Call for higher life insurance commission caps

According to financial services company AMP, there is a strong case for maintaining, or even slightly increasing, the current caps on life insurance commissions.

In a submission to the Treasury which is conducting a review of the quality of financial advice, AMP said: “We are concerned that there will be a low level of consumer uptake with a fee-only model, which would lead at significantly low levels of life insurance for Australians.”

AMP’s submission also stated: “As an advisory licensee, AMP is concerned about additional findings from the FSC (Financial Services Council) that the underinsurance deficit has increased, particularly in following segments: the self-employed without default coverage in their pension funds, single parents at a younger age, couples with or without children at an older age, and the sole breadwinner in high-income families.

“It also speaks to the sustainability concerns of life insurance companies, as new levels of activity have declined significantly and with lower levels of new customers (and potentially healthier customers), the ability to” Pooling “so important to the longevity and sustainability of insurance companies is also under pressure.”

AMP adds that life insurance is low risk when it comes to harming the customer. Overselling of life insurance is rare because many consumer protections are in place, including the best interest duty, internal dispute resolution, external dispute resolution, advisor education requirements, a single disciplinary body, etc.

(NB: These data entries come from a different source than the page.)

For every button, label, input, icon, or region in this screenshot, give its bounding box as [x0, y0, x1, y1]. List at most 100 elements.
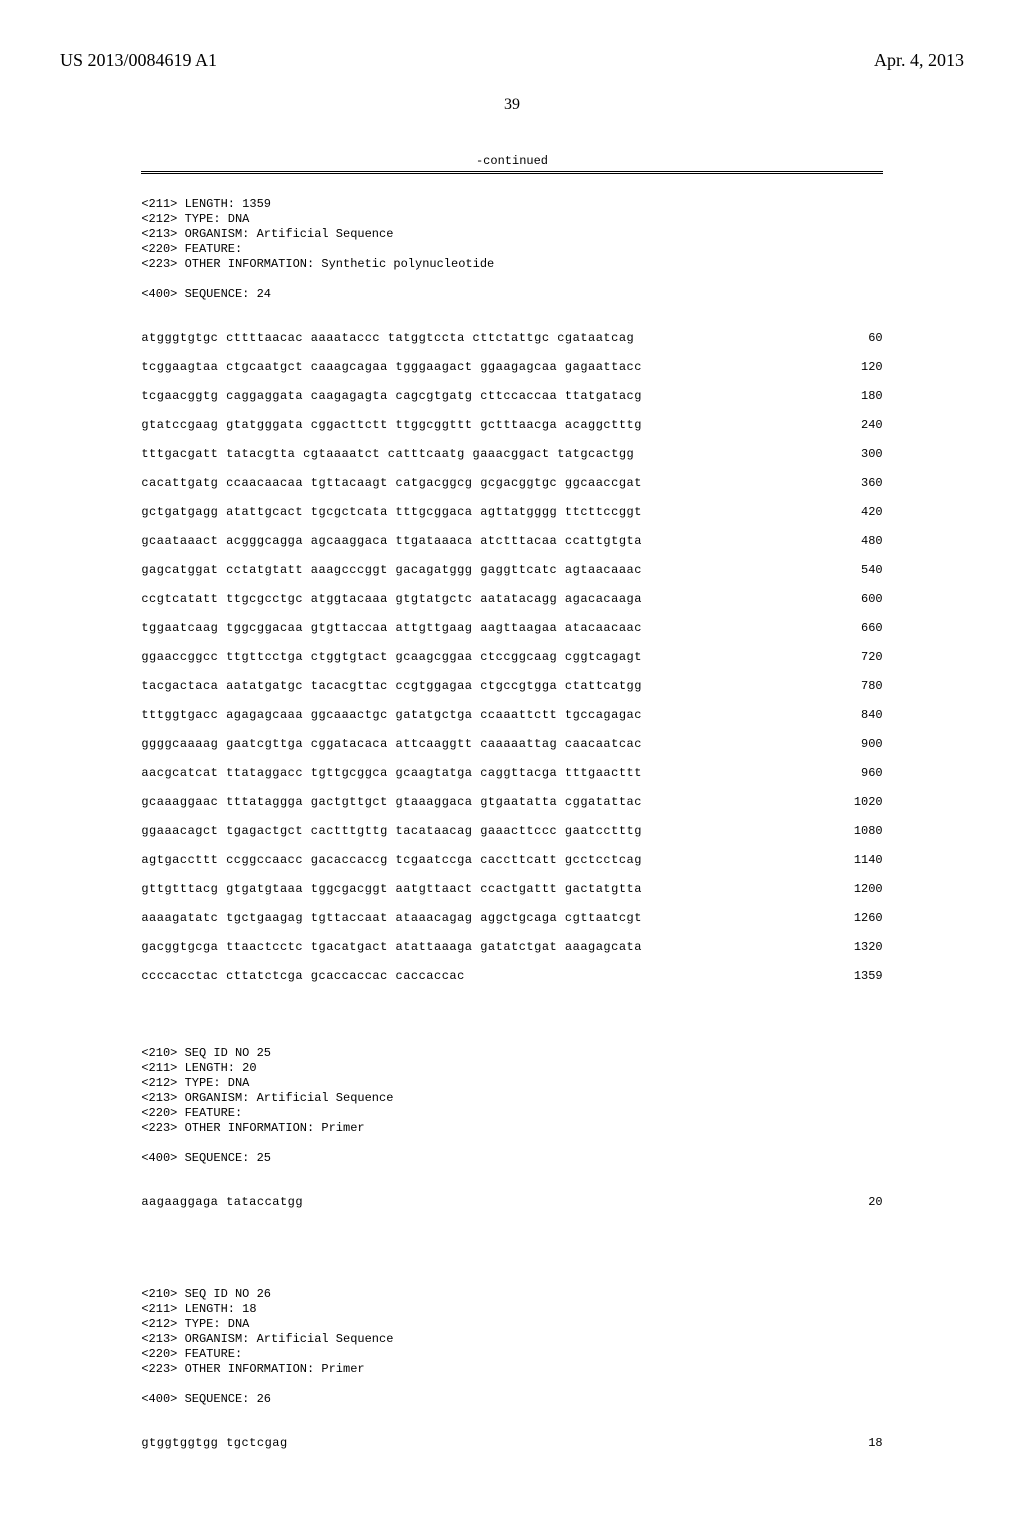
seq24-bases: cacattgatg ccaacaacaa tgttacaagt catgacg… — [141, 476, 642, 491]
sequence-listing: <211> LENGTH: 1359 <212> TYPE: DNA <213>… — [141, 174, 882, 1513]
seq24-line: gacggtgcga ttaactcctc tgacatgact atattaa… — [141, 940, 882, 955]
seq24-num: 840 — [838, 708, 883, 723]
seq26-line: gtggtggtgg tgctcgag 18 — [141, 1436, 882, 1451]
seq24-num: 60 — [838, 331, 883, 346]
seq24-sequence-lines: atgggtgtgc cttttaacac aaaataccc tatggtcc… — [141, 331, 882, 1016]
seq24-line: ggggcaaaag gaatcgttga cggatacaca attcaag… — [141, 737, 882, 752]
seq24-line: gcaaaggaac tttataggga gactgttgct gtaaagg… — [141, 795, 882, 810]
seq24-num: 1320 — [838, 940, 883, 955]
seq24-num: 480 — [838, 534, 883, 549]
seq25-organism: <213> ORGANISM: Artificial Sequence — [141, 1091, 393, 1105]
seq24-bases: gcaataaact acgggcagga agcaaggaca ttgataa… — [141, 534, 642, 549]
page-header: US 2013/0084619 A1 Apr. 4, 2013 — [60, 40, 964, 71]
seq25-type: <212> TYPE: DNA — [141, 1076, 249, 1090]
seq24-bases: tttggtgacc agagagcaaa ggcaaactgc gatatgc… — [141, 708, 642, 723]
seq25-info: <223> OTHER INFORMATION: Primer — [141, 1121, 364, 1135]
seq26-block: <210> SEQ ID NO 26 <211> LENGTH: 18 <212… — [141, 1272, 882, 1480]
seq24-num: 1359 — [838, 969, 883, 984]
seq25-feature: <220> FEATURE: — [141, 1106, 242, 1120]
seq26-info: <223> OTHER INFORMATION: Primer — [141, 1362, 364, 1376]
publication-date: Apr. 4, 2013 — [874, 50, 964, 71]
seq25-line: aagaaggaga tataccatgg 20 — [141, 1195, 882, 1210]
seq24-num: 120 — [838, 360, 883, 375]
seq24-line: ggaaacagct tgagactgct cactttgttg tacataa… — [141, 824, 882, 839]
seq26-type: <212> TYPE: DNA — [141, 1317, 249, 1331]
seq24-bases: gagcatggat cctatgtatt aaagcccggt gacagat… — [141, 563, 642, 578]
seq24-line: gctgatgagg atattgcact tgcgctcata tttgcgg… — [141, 505, 882, 520]
seq24-line: agtgaccttt ccggccaacc gacaccaccg tcgaatc… — [141, 853, 882, 868]
seq24-bases: tcgaacggtg caggaggata caagagagta cagcgtg… — [141, 389, 642, 404]
seq26-organism: <213> ORGANISM: Artificial Sequence — [141, 1332, 393, 1346]
seq24-line: aacgcatcat ttataggacc tgttgcggca gcaagta… — [141, 766, 882, 781]
seq24-header: <211> LENGTH: 1359 <212> TYPE: DNA <213>… — [141, 197, 882, 302]
seq24-bases: ccccacctac cttatctcga gcaccaccac caccacc… — [141, 969, 464, 984]
seq24-num: 900 — [838, 737, 883, 752]
seq24-bases: gtatccgaag gtatgggata cggacttctt ttggcgg… — [141, 418, 642, 433]
seq24-line: cacattgatg ccaacaacaa tgttacaagt catgacg… — [141, 476, 882, 491]
seq26-num: 18 — [838, 1436, 883, 1451]
seq24-num: 180 — [838, 389, 883, 404]
seq24-bases: tcggaagtaa ctgcaatgct caaagcagaa tgggaag… — [141, 360, 642, 375]
seq24-line: tttgacgatt tatacgtta cgtaaaatct catttcaa… — [141, 447, 882, 462]
seq25-label: <400> SEQUENCE: 25 — [141, 1151, 271, 1165]
seq24-bases: agtgaccttt ccggccaacc gacaccaccg tcgaatc… — [141, 853, 642, 868]
rule-top — [141, 171, 882, 172]
seq26-bases: gtggtggtgg tgctcgag — [141, 1436, 287, 1451]
seq24-num: 240 — [838, 418, 883, 433]
seq24-bases: ccgtcatatt ttgcgcctgc atggtacaaa gtgtatg… — [141, 592, 642, 607]
seq26-header: <210> SEQ ID NO 26 <211> LENGTH: 18 <212… — [141, 1287, 882, 1407]
seq25-bases: aagaaggaga tataccatgg — [141, 1195, 303, 1210]
seq25-length: <211> LENGTH: 20 — [141, 1061, 256, 1075]
seq24-bases: ggaaccggcc ttgttcctga ctggtgtact gcaagcg… — [141, 650, 642, 665]
seq24-num: 1260 — [838, 911, 883, 926]
seq24-line: ccccacctac cttatctcga gcaccaccac caccacc… — [141, 969, 882, 984]
seq24-line: atgggtgtgc cttttaacac aaaataccc tatggtcc… — [141, 331, 882, 346]
document-number: US 2013/0084619 A1 — [60, 50, 217, 71]
seq24-bases: tttgacgatt tatacgtta cgtaaaatct catttcaa… — [141, 447, 634, 462]
seq24-num: 1020 — [838, 795, 883, 810]
seq24-num: 1140 — [838, 853, 883, 868]
seq24-line: ggaaccggcc ttgttcctga ctggtgtact gcaagcg… — [141, 650, 882, 665]
seq24-line: tttggtgacc agagagcaaa ggcaaactgc gatatgc… — [141, 708, 882, 723]
seq24-bases: atgggtgtgc cttttaacac aaaataccc tatggtcc… — [141, 331, 634, 346]
seq24-bases: tacgactaca aatatgatgc tacacgttac ccgtgga… — [141, 679, 642, 694]
seq24-num: 1200 — [838, 882, 883, 897]
seq24-num: 360 — [838, 476, 883, 491]
seq25-header: <210> SEQ ID NO 25 <211> LENGTH: 20 <212… — [141, 1046, 882, 1166]
seq24-line: gcaataaact acgggcagga agcaaggaca ttgataa… — [141, 534, 882, 549]
seq24-num: 960 — [838, 766, 883, 781]
seq24-line: aaaagatatc tgctgaagag tgttaccaat ataaaca… — [141, 911, 882, 926]
seq26-id: <210> SEQ ID NO 26 — [141, 1287, 271, 1301]
seq24-line: tcgaacggtg caggaggata caagagagta cagcgtg… — [141, 389, 882, 404]
seq24-num: 540 — [838, 563, 883, 578]
seq24-num: 720 — [838, 650, 883, 665]
seq24-bases: aacgcatcat ttataggacc tgttgcggca gcaagta… — [141, 766, 642, 781]
page-number: 39 — [60, 96, 964, 114]
seq25-block: <210> SEQ ID NO 25 <211> LENGTH: 20 <212… — [141, 1031, 882, 1239]
seq24-line: gtatccgaag gtatgggata cggacttctt ttggcgg… — [141, 418, 882, 433]
seq24-label: <400> SEQUENCE: 24 — [141, 287, 271, 301]
seq26-label: <400> SEQUENCE: 26 — [141, 1392, 271, 1406]
seq24-line: tacgactaca aatatgatgc tacacgttac ccgtgga… — [141, 679, 882, 694]
seq24-line: tggaatcaag tggcggacaa gtgttaccaa attgttg… — [141, 621, 882, 636]
seq24-bases: gctgatgagg atattgcact tgcgctcata tttgcgg… — [141, 505, 642, 520]
seq24-feature: <220> FEATURE: — [141, 242, 242, 256]
seq25-id: <210> SEQ ID NO 25 — [141, 1046, 271, 1060]
seq24-info: <223> OTHER INFORMATION: Synthetic polyn… — [141, 257, 494, 271]
seq24-line: gagcatggat cctatgtatt aaagcccggt gacagat… — [141, 563, 882, 578]
seq24-line: ccgtcatatt ttgcgcctgc atggtacaaa gtgtatg… — [141, 592, 882, 607]
seq24-line: tcggaagtaa ctgcaatgct caaagcagaa tgggaag… — [141, 360, 882, 375]
seq24-bases: ggggcaaaag gaatcgttga cggatacaca attcaag… — [141, 737, 642, 752]
seq24-num: 1080 — [838, 824, 883, 839]
seq25-num: 20 — [838, 1195, 883, 1210]
seq26-feature: <220> FEATURE: — [141, 1347, 242, 1361]
seq24-organism: <213> ORGANISM: Artificial Sequence — [141, 227, 393, 241]
seq24-bases: ggaaacagct tgagactgct cactttgttg tacataa… — [141, 824, 642, 839]
seq24-bases: aaaagatatc tgctgaagag tgttaccaat ataaaca… — [141, 911, 642, 926]
seq24-bases: gttgtttacg gtgatgtaaa tggcgacggt aatgtta… — [141, 882, 642, 897]
seq24-line: gttgtttacg gtgatgtaaa tggcgacggt aatgtta… — [141, 882, 882, 897]
seq24-type: <212> TYPE: DNA — [141, 212, 249, 226]
seq24-num: 780 — [838, 679, 883, 694]
seq24-bases: gacggtgcga ttaactcctc tgacatgact atattaa… — [141, 940, 642, 955]
seq24-bases: gcaaaggaac tttataggga gactgttgct gtaaagg… — [141, 795, 642, 810]
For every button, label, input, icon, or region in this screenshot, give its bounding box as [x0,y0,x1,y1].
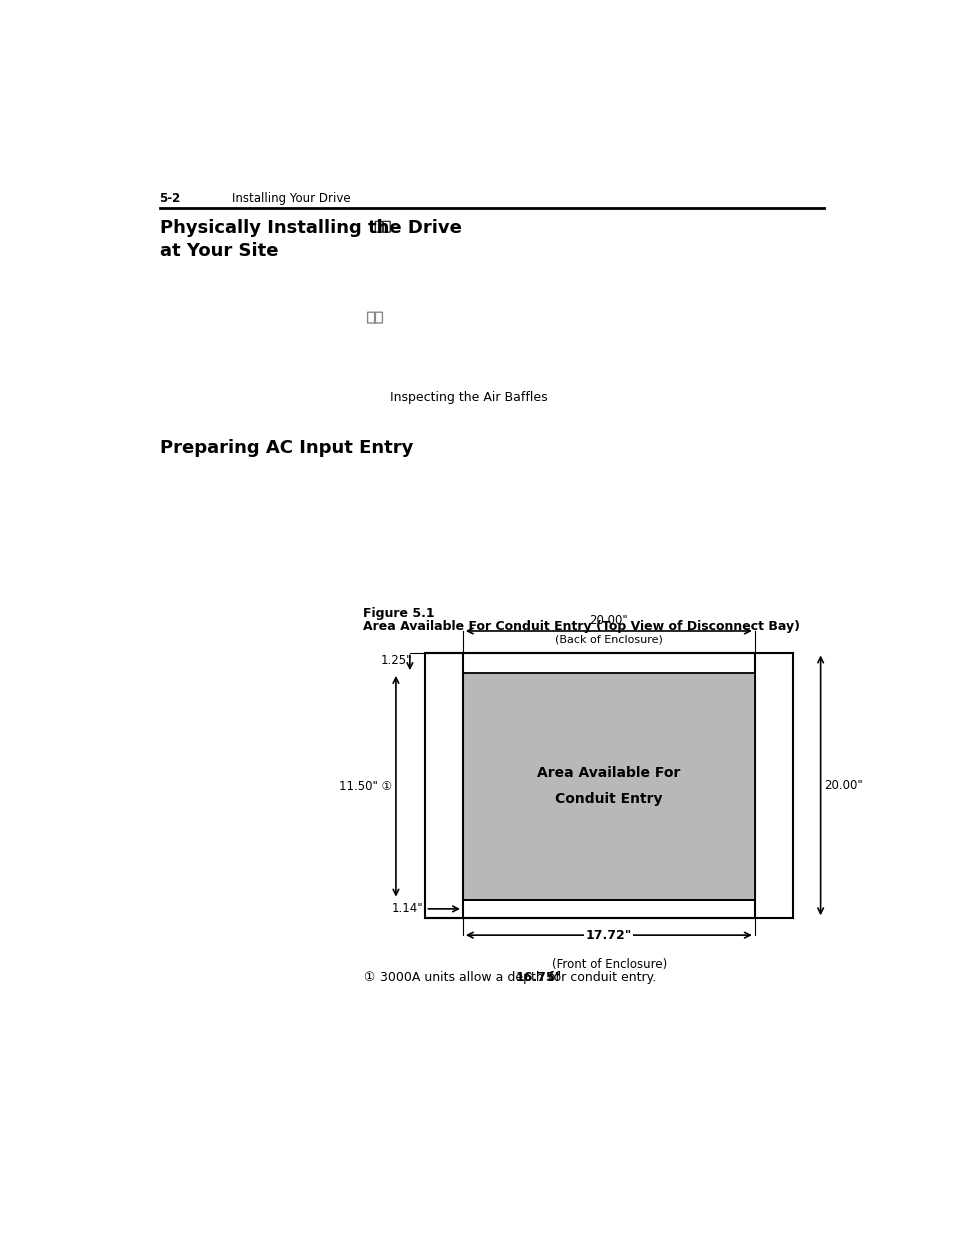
Text: Area Available For: Area Available For [537,766,679,781]
Text: Installing Your Drive: Installing Your Drive [232,193,350,205]
Text: 1.14": 1.14" [391,903,422,915]
Text: 5-2: 5-2 [159,193,181,205]
Text: Inspecting the Air Baffles: Inspecting the Air Baffles [390,390,548,404]
Text: 20.00": 20.00" [589,614,628,627]
Text: 16.75": 16.75" [516,971,561,983]
Text: at Your Site: at Your Site [159,242,277,261]
Text: 11.50" ①: 11.50" ① [338,779,392,793]
Text: (Back of Enclosure): (Back of Enclosure) [555,634,662,645]
Text: (Front of Enclosure): (Front of Enclosure) [551,958,666,971]
Text: Area Available For Conduit Entry (Top View of Disconnect Bay): Area Available For Conduit Entry (Top Vi… [363,620,800,634]
Bar [425,652,754,918]
Text: Conduit Entry: Conduit Entry [555,793,662,806]
Text: Preparing AC Input Entry: Preparing AC Input Entry [159,440,413,457]
Bar [462,673,754,899]
Text: Physically Installing the Drive: Physically Installing the Drive [159,219,461,237]
Text: 1.25": 1.25" [380,655,412,667]
Text: 20.00": 20.00" [823,779,862,792]
Text: 17.72": 17.72" [585,929,631,941]
Text: ①: ① [363,971,375,983]
Text: for conduit entry.: for conduit entry. [545,971,656,983]
Text: Figure 5.1: Figure 5.1 [363,608,435,620]
Text: 3000A units allow a depth of: 3000A units allow a depth of [380,971,564,983]
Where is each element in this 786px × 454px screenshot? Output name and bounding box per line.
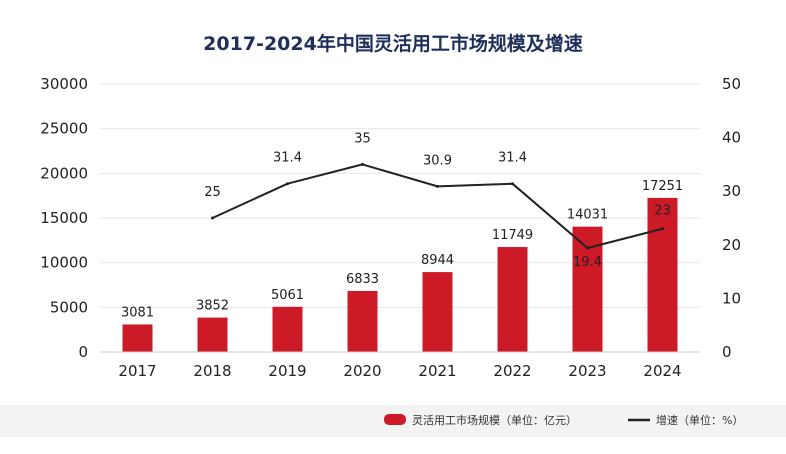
x-tick-label: 2022	[493, 362, 531, 380]
line-point	[211, 216, 214, 220]
bar	[647, 197, 678, 352]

Since this is a lower risk and young people are likely to benefit from it, several things need to happen. For instance:

  • life insurance should be easier to advise;

  • life insurance advice should be provided on a stand-alone basis and have a separate advice requirement; and

  • commissions should be increased to 80% upfront and 20% ongoing, which more appropriately rewards financial advisers for their work and will reverse the current trend of exiting advisers providing occasional life insurance advice , which in turn will provide greater access to life insurance advice and coverage.

Currently, initial commissions are capped at 60% of the initial premium and the ongoing maximum commission rate is 20%.